Conference Overview:
The Mediterranean Stage of the Habsburg-Ottoman Military Rivalry
Géza Pálffy (Budapest): The Habsburg Defence in Hungary and the Mediterranean in the Age of Sultan Süleyman the Magnificent
Eric Dursteler (Provo): Habsburgs, Ottomans, and the Venetians on the Frontiers of Dalmatia: The Capture of Clissa in 1596
The Holy Land the Habsburg Empire
Dorothea McEwan (London): The Church Protectorate in the Lands of the Sublime Porte and its Legal Framework
Sundar Henny (Bern): The Engaged Comparatist: Bartholomeo Georgius at the Church of the Holy Sepulchre
Tobias Graf (Oxford): Fleecing the Habsburgs and their Subjects? Alleged Dignitaries from the Holy Land in Austria and the Holy Roman Empire during the Seventeenth and Eighteenth Centuries
Material Culture and the Symbolic Universe of the Habsburg Mediterranean
Václav Bůžek (České Budějovice): The Elephant at the Court of Maximillian II
Suzanna Ivanič (Kent): Citizens of the World and the Mediterranean Portal: Global Identity in Rudolfine Prague, c. 1600
Stefan Hanß (Manchester): A Shared Taste?
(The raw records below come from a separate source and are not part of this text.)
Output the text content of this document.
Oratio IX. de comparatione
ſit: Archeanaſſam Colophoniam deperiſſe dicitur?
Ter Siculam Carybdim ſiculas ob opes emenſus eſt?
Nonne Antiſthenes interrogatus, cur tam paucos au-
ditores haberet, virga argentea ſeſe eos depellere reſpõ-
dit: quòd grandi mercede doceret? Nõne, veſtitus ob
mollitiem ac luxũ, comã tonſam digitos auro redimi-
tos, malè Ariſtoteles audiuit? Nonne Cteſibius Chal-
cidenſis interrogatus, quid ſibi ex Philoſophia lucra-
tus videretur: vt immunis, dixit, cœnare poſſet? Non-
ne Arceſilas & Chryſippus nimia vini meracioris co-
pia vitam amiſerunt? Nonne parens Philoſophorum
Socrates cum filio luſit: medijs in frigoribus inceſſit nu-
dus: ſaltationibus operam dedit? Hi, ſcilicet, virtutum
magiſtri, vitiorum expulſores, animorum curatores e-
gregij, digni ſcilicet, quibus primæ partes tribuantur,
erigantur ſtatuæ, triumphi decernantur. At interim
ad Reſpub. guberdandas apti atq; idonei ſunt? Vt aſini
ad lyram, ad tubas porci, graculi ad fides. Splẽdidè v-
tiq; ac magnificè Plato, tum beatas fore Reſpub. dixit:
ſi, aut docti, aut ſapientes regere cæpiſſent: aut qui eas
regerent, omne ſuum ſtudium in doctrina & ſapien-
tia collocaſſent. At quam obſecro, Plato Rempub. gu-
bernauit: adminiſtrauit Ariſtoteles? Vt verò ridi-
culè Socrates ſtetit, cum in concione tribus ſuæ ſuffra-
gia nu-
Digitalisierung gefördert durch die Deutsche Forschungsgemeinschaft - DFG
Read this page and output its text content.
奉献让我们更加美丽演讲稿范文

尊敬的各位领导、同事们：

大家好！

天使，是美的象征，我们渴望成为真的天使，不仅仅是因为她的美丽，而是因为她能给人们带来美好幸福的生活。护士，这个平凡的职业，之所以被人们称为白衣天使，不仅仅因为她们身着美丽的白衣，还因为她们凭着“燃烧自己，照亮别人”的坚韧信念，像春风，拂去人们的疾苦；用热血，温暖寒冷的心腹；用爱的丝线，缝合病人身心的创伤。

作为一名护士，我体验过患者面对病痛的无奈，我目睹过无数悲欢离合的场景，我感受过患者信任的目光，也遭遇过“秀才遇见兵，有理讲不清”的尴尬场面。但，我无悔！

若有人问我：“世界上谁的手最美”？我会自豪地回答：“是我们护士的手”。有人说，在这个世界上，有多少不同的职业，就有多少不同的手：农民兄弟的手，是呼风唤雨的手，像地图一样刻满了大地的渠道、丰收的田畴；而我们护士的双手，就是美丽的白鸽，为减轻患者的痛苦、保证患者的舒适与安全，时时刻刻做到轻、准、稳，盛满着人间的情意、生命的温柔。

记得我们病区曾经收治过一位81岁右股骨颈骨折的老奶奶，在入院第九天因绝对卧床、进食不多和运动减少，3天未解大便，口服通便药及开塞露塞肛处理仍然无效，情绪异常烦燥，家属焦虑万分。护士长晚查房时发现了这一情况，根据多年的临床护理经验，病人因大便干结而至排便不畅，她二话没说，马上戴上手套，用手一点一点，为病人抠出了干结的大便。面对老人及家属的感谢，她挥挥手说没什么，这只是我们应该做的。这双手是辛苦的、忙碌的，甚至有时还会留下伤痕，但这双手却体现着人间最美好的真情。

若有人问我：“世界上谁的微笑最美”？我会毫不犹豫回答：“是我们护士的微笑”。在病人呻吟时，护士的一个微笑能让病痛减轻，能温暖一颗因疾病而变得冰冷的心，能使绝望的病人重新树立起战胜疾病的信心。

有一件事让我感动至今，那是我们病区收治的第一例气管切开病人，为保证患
Material Culture and Intellectual Curiosity in the Habsburg-Ottoman Realms
Katherine Bond (Basel): The Habsburg Mediterranean through the Eyes of an Imperial Soldier: the Travels and Costume Album of Christoph von Sternsee, 1520-1550
Habsburg Economic Activities: The Great Sea and the Danube
Peter Rauscher (Vienna) / Evelyn Korsch (Erfurt): Commerce and Trade in the Habsburg and Ottoman Empires in the Mediterranean and the Danube Region 1718-1784
Habsburg Mediterranean I: Genoa
Michael J. Levin (Akron): Of the Empire but not in it: Habsburg Spain and Genoa in the Sixteenth Century
Habsburg Mediterranean II: Malta
Emanuel Buttigieg (Malta): Habsburgs and Hospitallers in the Early Modern Mediterranean: Contacts, Relations, Movement
Habsburg Mediterranean III: Adriatic Sea
Alexander Koller (Rome): The Uscoks: Habsburg’s Pirates in the Mediterranean
Imperial Enterprises in the Mediterranean and Beyond: New Approaches in Habsburg Studies
William O’Reilly (Cambridge): Globalising Habsburg Interests in the Long Eighteenth Century
Note:
1 David Armitage / Alison Bashford / Sujit Sivasundaram [eds.], Oceanic Histories, Cambridge 2018); Peter N. Miller, Peiresc’s Mediterranean World, Cambridge (Mass.) 2015; Peter N. Miller, Introduction: The Sea Is the Land’s Edge Also, in: Peter N. Miller [ed.], Thalassography and Historiography, Chicago 2013, 1–26.